Moving from peer-to-peer to a bank is a full mindset shift
Giles explained what it meant for Zopa to move from a peer-to-peer lending model to becoming a regulated bank.
As a peer-to-peer business, Zopa was agile, light, and fast. It did not need to hold capital. Most income came from fees, and decisions could be made quickly.
Becoming a bank changed everything. You need to raise large amounts of capital before you can lend money. Income is higher, but you also carry more responsibility. You answer to regulators, and shift to thinking years ahead, not just months. The culture changes from experimental to long-term and accountable.
This wasn’t just a brand refresh, it completely changed how the business thought, operated, and planned, with new people, systems, and leadership.

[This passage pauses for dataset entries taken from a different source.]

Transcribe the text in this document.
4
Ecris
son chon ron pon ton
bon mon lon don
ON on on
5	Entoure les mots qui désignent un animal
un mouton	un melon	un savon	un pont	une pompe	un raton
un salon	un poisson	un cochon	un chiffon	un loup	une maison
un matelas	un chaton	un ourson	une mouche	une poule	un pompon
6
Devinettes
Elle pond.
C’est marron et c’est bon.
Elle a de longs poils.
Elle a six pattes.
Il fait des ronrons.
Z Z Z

The hardest part is changing the team, not the product
Giles was very open about one reality most founders avoid. The people who are perfect for the early stage are rarely the right people for the scaling stage.
Early employees are generalists, creative, fast, and willing to do anything. But as the company grows, you need specialists, experience, and structure, which often means letting go of some of the people who helped you get started, and that may include yourself.
Giles replaced himself as CEO before anyone forced him to
This was the moment that captured the room.
Giles hired someone from Capital One to join as COO. After a year, it became clear this person was running most of the company more effectively. Giles made the call to promote him to CEO and moved into the Chair role himself.
It wasn’t a reaction to a crisis, it was a deliberate choice made early, from a position of confidence rather than under pressure. He said it only worked because there was deep mutual trust. The new CEO respected Zopa’s culture. He was not there to overwrite it, he was there to protect and evolve it.